Once exploited, an attacker could discreetly add their account to any family's network and manipulate notifications through social engineering to avoid detection.

Researchers gave the example of an attacker adding themselves to a family's network under the “name” 'This is only a test, please ignore,' in an attempt to avoid raising suspicion.

Both vulnerabilities were reported to their respective vendors and have since been rectified. Rapid7's Security Research Manager Tod Beardsley told SCMagazine.com in an email correspondence that these issues didn't require patches or firmware upgrades.

Beardsley said that both vendors acted “reasonably and responsibly” during the disclosure process. It's nearly impossible to ship products without some bugs when dealing with the internet of things (IoT) or software in general, he said.
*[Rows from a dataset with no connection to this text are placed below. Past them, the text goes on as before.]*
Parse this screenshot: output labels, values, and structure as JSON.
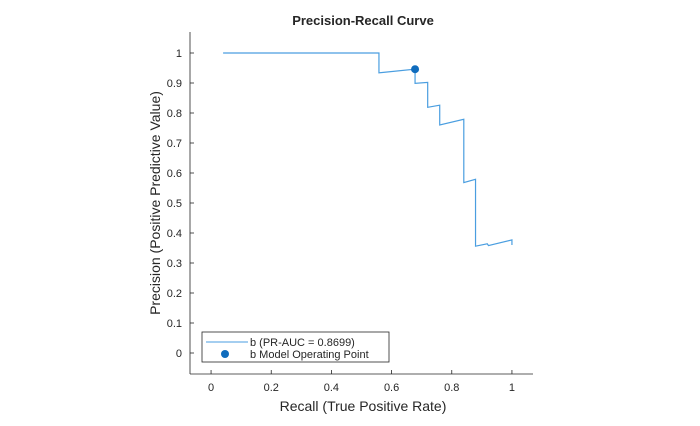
{
  "chart_data": {
    "type": "line",
    "title": "Precision-Recall Curve",
    "xlabel": "Recall (True Positive Rate)",
    "ylabel": "Precision (Positive Predictive Value)",
    "xlim": [
      -0.07,
      1.07
    ],
    "ylim": [
      -0.07,
      1.07
    ],
    "xticks": [
      "0",
      "0.2",
      "0.4",
      "0.6",
      "0.8",
      "1"
    ],
    "yticks": [
      "0",
      "0.1",
      "0.2",
      "0.3",
      "0.4",
      "0.5",
      "0.6",
      "0.7",
      "0.8",
      "0.9",
      "1"
    ],
    "grid": false,
    "legend_placement": "bottom-left",
    "series": [
      {
        "name": "b (PR-AUC = 0.8699)",
        "color": "#4a9ee0",
        "x": [
          0.04,
          0.558,
          0.558,
          0.678,
          0.678,
          0.72,
          0.72,
          0.76,
          0.76,
          0.84,
          0.84,
          0.879,
          0.879,
          0.918,
          0.922,
          1.0,
          1.0
        ],
        "y": [
          1,
          1,
          0.934,
          0.946,
          0.899,
          0.902,
          0.819,
          0.826,
          0.76,
          0.779,
          0.568,
          0.579,
          0.356,
          0.364,
          0.358,
          0.377,
          0.36
        ]
      },
      {
        "name": "b Model Operating Point",
        "type": "scatter",
        "color": "#0f6cbd",
        "x": [
          0.678
        ],
        "y": [
          0.946
        ]
      }
    ]
  }
}
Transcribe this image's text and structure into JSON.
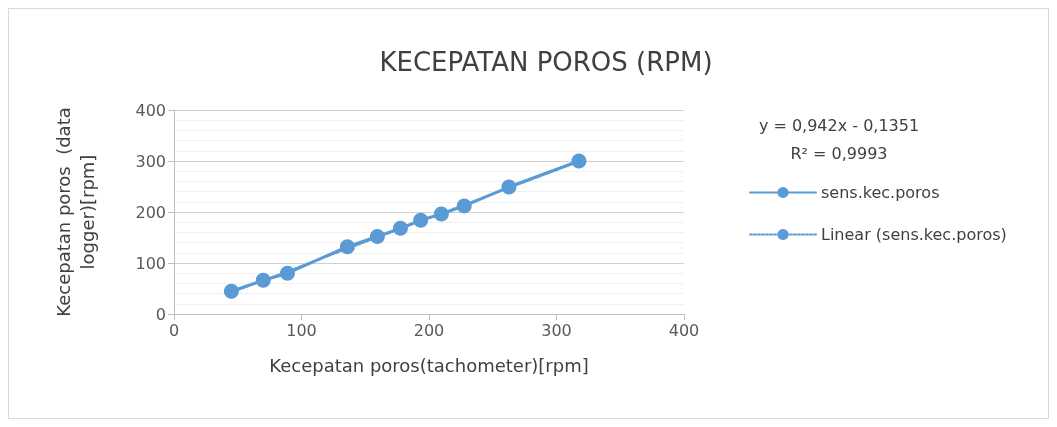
{
  "chart_data": {
    "type": "line",
    "title": "KECEPATAN POROS (RPM)",
    "xlabel": "Kecepatan poros(tachometer)[rpm]",
    "ylabel": "Kecepatan poros  (data\nlogger)[rpm]",
    "annotations": [
      "y = 0,942x - 0,1351",
      "R² = 0,9993"
    ],
    "xlim": [
      0,
      400
    ],
    "xticks": [
      0,
      100,
      200,
      300,
      400
    ],
    "ylim": [
      0,
      400
    ],
    "yticks": [
      0,
      100,
      200,
      300,
      400
    ],
    "grid": "y",
    "legend": "right",
    "series": [
      {
        "name": "sens.kec.poros",
        "color": "#5b9bd5",
        "marker": "circle",
        "line_style": "solid",
        "x": [
          45,
          70,
          89,
          136,
          159.5,
          177.6,
          193.5,
          209.7,
          227.6,
          262.7,
          317.6
        ],
        "values": [
          44.6,
          66,
          80,
          132,
          152,
          168,
          184,
          196,
          212,
          249,
          300
        ]
      },
      {
        "name": "Linear (sens.kec.poros)",
        "color": "#5b9bd5",
        "marker": "none",
        "line_style": "dotted",
        "x": [
          45,
          317.6
        ],
        "values": [
          42.3,
          299.0
        ]
      }
    ]
  }
}
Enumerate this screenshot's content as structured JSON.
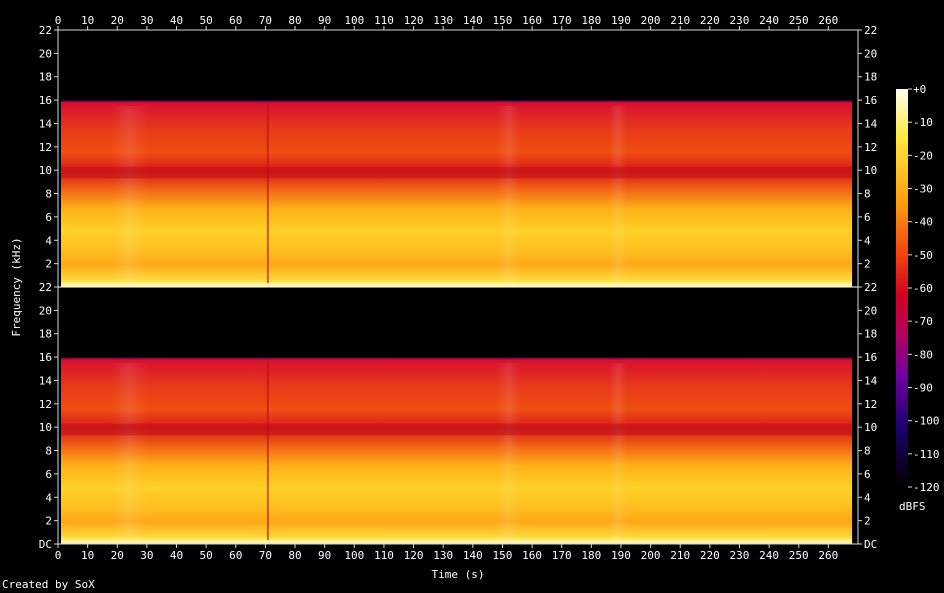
{
  "chart_data": {
    "type": "heatmap",
    "xlabel": "Time (s)",
    "ylabel": "Frequency (kHz)",
    "xlim": [
      0,
      270
    ],
    "ylim": [
      0,
      22
    ],
    "x_ticks": [
      "0",
      "10",
      "20",
      "30",
      "40",
      "50",
      "60",
      "70",
      "80",
      "90",
      "100",
      "110",
      "120",
      "130",
      "140",
      "150",
      "160",
      "170",
      "180",
      "190",
      "200",
      "210",
      "220",
      "230",
      "240",
      "250",
      "260"
    ],
    "y_ticks": [
      "DC",
      "2",
      "4",
      "6",
      "8",
      "10",
      "12",
      "14",
      "16",
      "18",
      "20",
      "22"
    ],
    "channels": [
      {
        "name": "",
        "duration_s": 268,
        "cutoff_khz": 16
      },
      {
        "name": "",
        "duration_s": 268,
        "cutoff_khz": 16
      }
    ],
    "colorbar": {
      "label": "dBFS",
      "ticks": [
        "+0",
        "-10",
        "-20",
        "-30",
        "-40",
        "-50",
        "-60",
        "-70",
        "-80",
        "-90",
        "-100",
        "-110",
        "-120"
      ],
      "range": [
        -120,
        0
      ]
    },
    "colors": {
      "background": "#000000",
      "axis": "#d8d8d8",
      "text": "#ffffff"
    }
  },
  "footer": {
    "credit": "Created by SoX"
  }
}
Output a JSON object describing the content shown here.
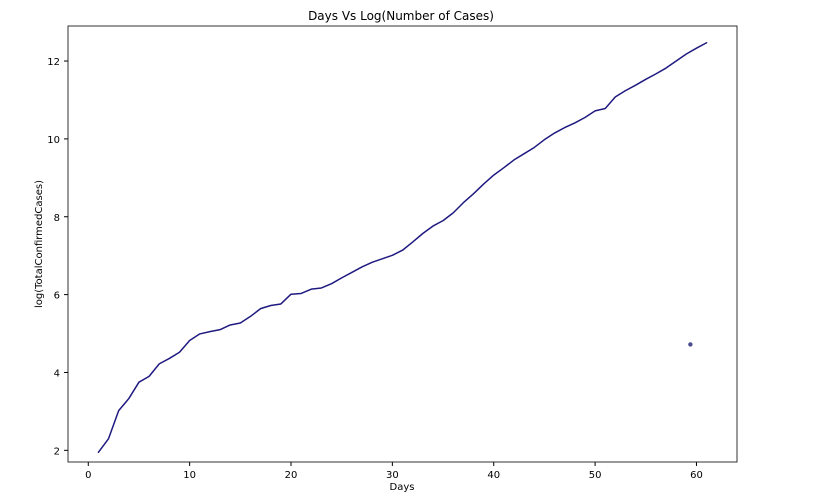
{
  "chart_data": {
    "type": "line",
    "title": "Days Vs Log(Number of Cases)",
    "xlabel": "Days",
    "ylabel": "log(TotalConfirmedCases)",
    "xlim": [
      -2,
      64
    ],
    "ylim": [
      1.7,
      12.9
    ],
    "xticks": [
      0,
      10,
      20,
      30,
      40,
      50,
      60
    ],
    "yticks": [
      2,
      4,
      6,
      8,
      10,
      12
    ],
    "grid": false,
    "series": [
      {
        "color": "#1f1a80",
        "x": [
          1,
          2,
          3,
          4,
          5,
          6,
          7,
          8,
          9,
          10,
          11,
          12,
          13,
          14,
          15,
          16,
          17,
          18,
          19,
          20,
          21,
          22,
          23,
          24,
          25,
          26,
          27,
          28,
          29,
          30,
          31,
          32,
          33,
          34,
          35,
          36,
          37,
          38,
          39,
          40,
          41,
          42,
          43,
          44,
          45,
          46,
          47,
          48,
          49,
          50,
          51,
          52,
          53,
          54,
          55,
          56,
          57,
          58,
          59,
          60,
          61
        ],
        "y": [
          1.95,
          2.3,
          3.02,
          3.33,
          3.75,
          3.9,
          4.22,
          4.36,
          4.52,
          4.82,
          4.99,
          5.05,
          5.1,
          5.22,
          5.27,
          5.44,
          5.64,
          5.72,
          5.76,
          6.01,
          6.03,
          6.14,
          6.17,
          6.28,
          6.43,
          6.57,
          6.71,
          6.83,
          6.92,
          7.01,
          7.14,
          7.35,
          7.57,
          7.76,
          7.9,
          8.1,
          8.36,
          8.59,
          8.84,
          9.07,
          9.26,
          9.46,
          9.62,
          9.78,
          9.98,
          10.15,
          10.29,
          10.41,
          10.55,
          10.72,
          10.78,
          11.08,
          11.24,
          11.38,
          11.53,
          11.67,
          11.82,
          12.0,
          12.18,
          12.33,
          12.47
        ]
      }
    ],
    "points": [
      {
        "x": 59.4,
        "y": 4.72,
        "color": "#4c4c90"
      }
    ]
  }
}
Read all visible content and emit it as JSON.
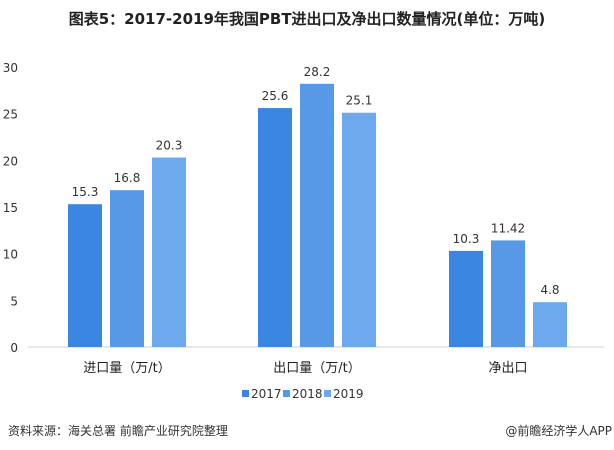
{
  "chart_data": {
    "type": "bar",
    "title": "图表5：2017-2019年我国PBT进出口及净出口数量情况(单位：万吨)",
    "categories": [
      "进口量（万/t）",
      "出口量（万/t）",
      "净出口"
    ],
    "series": [
      {
        "name": "2017",
        "values": [
          15.3,
          25.6,
          10.3
        ],
        "labels": [
          "15.3",
          "25.6",
          "10.3"
        ],
        "color": "#3a86e0"
      },
      {
        "name": "2018",
        "values": [
          16.8,
          28.2,
          11.42
        ],
        "labels": [
          "16.8",
          "28.2",
          "11.42"
        ],
        "color": "#5799e6"
      },
      {
        "name": "2019",
        "values": [
          20.3,
          25.1,
          4.8
        ],
        "labels": [
          "20.3",
          "25.1",
          "4.8"
        ],
        "color": "#6ea8ed"
      }
    ],
    "yticks": [
      "0",
      "5",
      "10",
      "15",
      "20",
      "25",
      "30"
    ],
    "ylim": [
      0,
      30
    ],
    "grid": false,
    "legend": "bottom"
  },
  "footer": {
    "source": "资料来源：海关总署 前瞻产业研究院整理",
    "credit": "@前瞻经济学人APP"
  }
}
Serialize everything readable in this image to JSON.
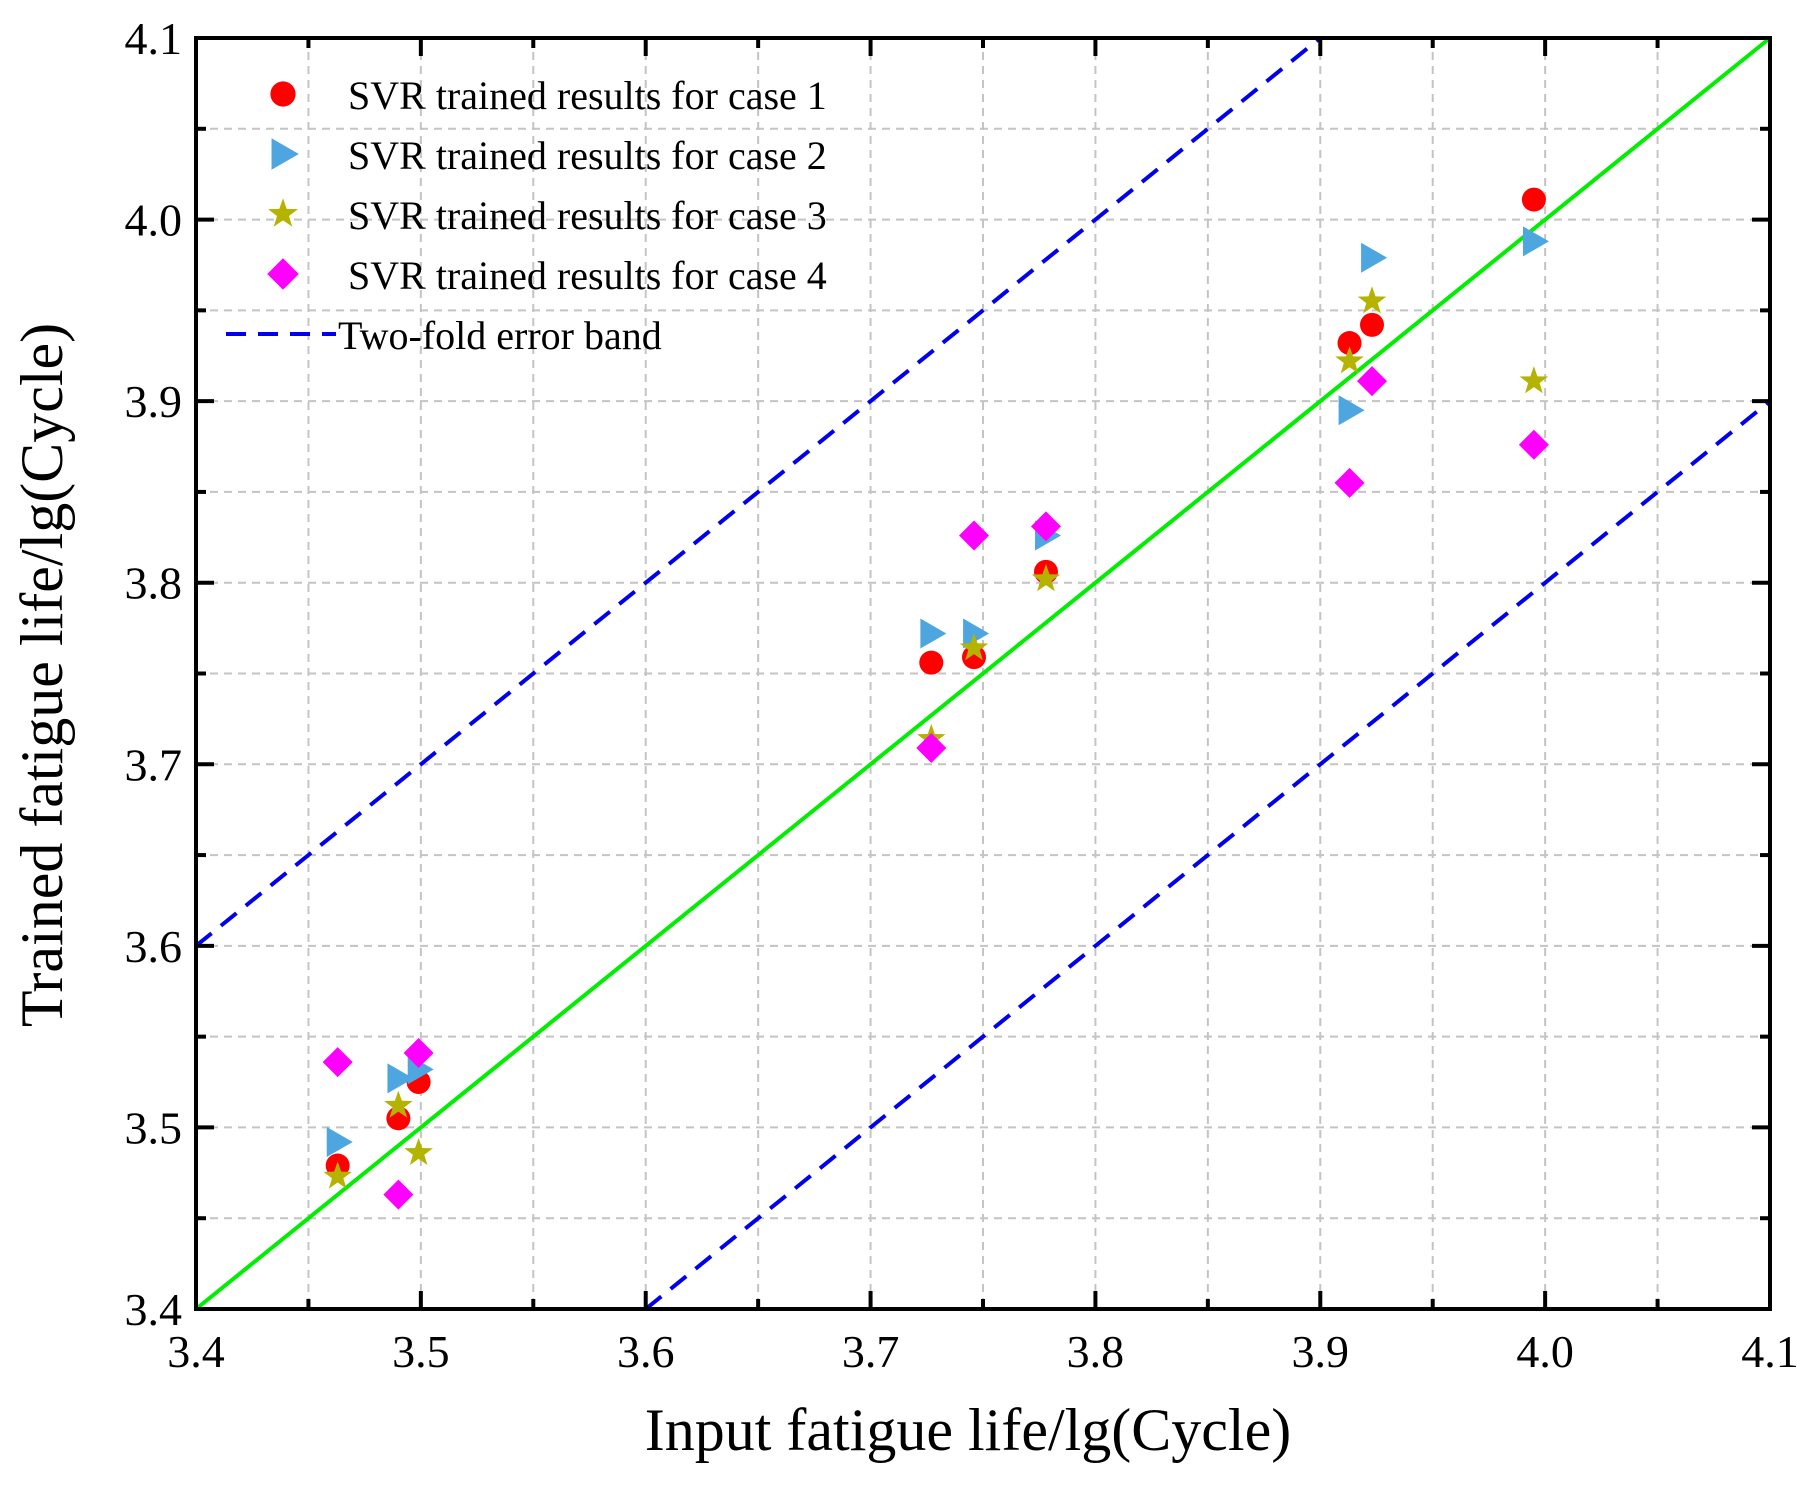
{
  "chart_data": {
    "type": "scatter",
    "title": "",
    "xlabel": "Input fatigue life/lg(Cycle)",
    "ylabel": "Trained fatigue life/lg(Cycle)",
    "xlim": [
      3.4,
      4.1
    ],
    "ylim": [
      3.4,
      4.1
    ],
    "xticks": [
      "3.4",
      "3.5",
      "3.6",
      "3.7",
      "3.8",
      "3.9",
      "4.0",
      "4.1"
    ],
    "yticks": [
      "3.4",
      "3.5",
      "3.6",
      "3.7",
      "3.8",
      "3.9",
      "4.0",
      "4.1"
    ],
    "grid": true,
    "legend_position": "top-left",
    "series": [
      {
        "name": "SVR trained results for case 1",
        "marker": "circle",
        "color": "#ff0000",
        "points": [
          [
            3.463,
            3.479
          ],
          [
            3.49,
            3.505
          ],
          [
            3.499,
            3.525
          ],
          [
            3.727,
            3.756
          ],
          [
            3.746,
            3.759
          ],
          [
            3.778,
            3.806
          ],
          [
            3.913,
            3.932
          ],
          [
            3.923,
            3.942
          ],
          [
            3.995,
            4.011
          ]
        ]
      },
      {
        "name": "SVR trained results for case 2",
        "marker": "triangle-right",
        "color": "#4da6e0",
        "points": [
          [
            3.463,
            3.492
          ],
          [
            3.49,
            3.527
          ],
          [
            3.499,
            3.532
          ],
          [
            3.727,
            3.772
          ],
          [
            3.746,
            3.772
          ],
          [
            3.778,
            3.826
          ],
          [
            3.913,
            3.895
          ],
          [
            3.923,
            3.979
          ],
          [
            3.995,
            3.988
          ]
        ]
      },
      {
        "name": "SVR trained results for case 3",
        "marker": "star",
        "color": "#b3b300",
        "points": [
          [
            3.463,
            3.473
          ],
          [
            3.49,
            3.512
          ],
          [
            3.499,
            3.486
          ],
          [
            3.727,
            3.714
          ],
          [
            3.746,
            3.764
          ],
          [
            3.778,
            3.802
          ],
          [
            3.913,
            3.922
          ],
          [
            3.923,
            3.955
          ],
          [
            3.995,
            3.911
          ]
        ]
      },
      {
        "name": "SVR trained results for case 4",
        "marker": "diamond",
        "color": "#ff00ff",
        "points": [
          [
            3.463,
            3.536
          ],
          [
            3.49,
            3.463
          ],
          [
            3.499,
            3.541
          ],
          [
            3.727,
            3.709
          ],
          [
            3.746,
            3.826
          ],
          [
            3.778,
            3.831
          ],
          [
            3.913,
            3.855
          ],
          [
            3.923,
            3.911
          ],
          [
            3.995,
            3.876
          ]
        ]
      }
    ],
    "reference_lines": [
      {
        "name": "y = x",
        "color": "#00ee00",
        "dash": "solid",
        "points": [
          [
            3.4,
            3.4
          ],
          [
            4.1,
            4.1
          ]
        ]
      },
      {
        "name": "Two-fold error band (upper)",
        "color": "#0000ee",
        "dash": "dashed",
        "points": [
          [
            3.4,
            3.6
          ],
          [
            3.9,
            4.1
          ]
        ]
      },
      {
        "name": "Two-fold error band (lower)",
        "color": "#0000ee",
        "dash": "dashed",
        "points": [
          [
            3.6,
            3.4
          ],
          [
            4.1,
            3.9
          ]
        ]
      }
    ],
    "legend": [
      {
        "label": "SVR trained results for case 1",
        "marker": "circle",
        "color": "#ff0000"
      },
      {
        "label": "SVR trained results for case 2",
        "marker": "triangle-right",
        "color": "#4da6e0"
      },
      {
        "label": "SVR trained results for case 3",
        "marker": "star",
        "color": "#b3b300"
      },
      {
        "label": "SVR trained results for case 4",
        "marker": "diamond",
        "color": "#ff00ff"
      },
      {
        "label": "Two-fold error band",
        "marker": "dashed-line",
        "color": "#0000ee"
      }
    ]
  }
}
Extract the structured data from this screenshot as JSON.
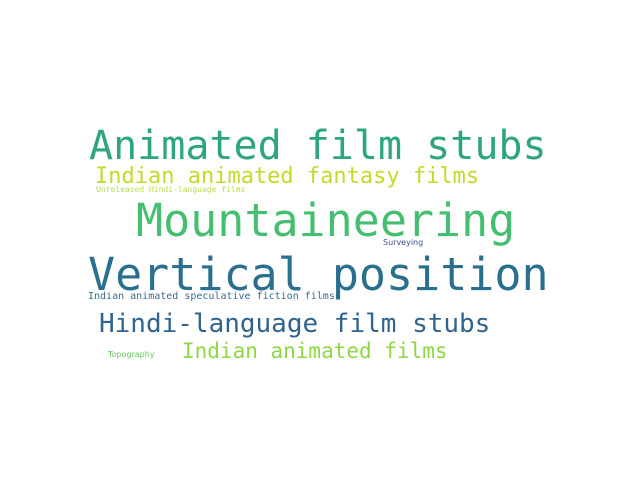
{
  "word_cloud": {
    "words": [
      {
        "text": "Animated film stubs",
        "color": "#2ea67d"
      },
      {
        "text": "Indian animated fantasy films",
        "color": "#c5d92b"
      },
      {
        "text": "Unreleased Hindi-language films",
        "color": "#b9de4a"
      },
      {
        "text": "Mountaineering",
        "color": "#45bf6f"
      },
      {
        "text": "Surveying",
        "color": "#3e4a89"
      },
      {
        "text": "Vertical position",
        "color": "#2a6f8e"
      },
      {
        "text": "Indian animated speculative fiction films",
        "color": "#346e8b"
      },
      {
        "text": "Hindi-language film stubs",
        "color": "#30648d"
      },
      {
        "text": "Topography",
        "color": "#62c85a"
      },
      {
        "text": "Indian animated films",
        "color": "#8fd744"
      }
    ]
  }
}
“The goals of companies dedicated to securing personal information should be twofold,” Beardsley said.

”One, make sure that bugs are found in the design and development phases, and two, once vulnerabilities are identified after launch, they are easily and quickly remediated without too much effort by the end users,” he said.

Other IoT toys have been found to pose risks to users as well.

Last year, researchers identified security concerns in Mattel's Hello Barbie that could allow an attacker to extract, internal Mac addresses, Wi-Fi network names, account IDs, and MP3 files from the popular doll.

ToyTalk, the company that operates the doll's speech services, reportedly admitted the doll could be hacked but said the vulnerable information did not identify children, nor did it compromise any audio of a child speaking.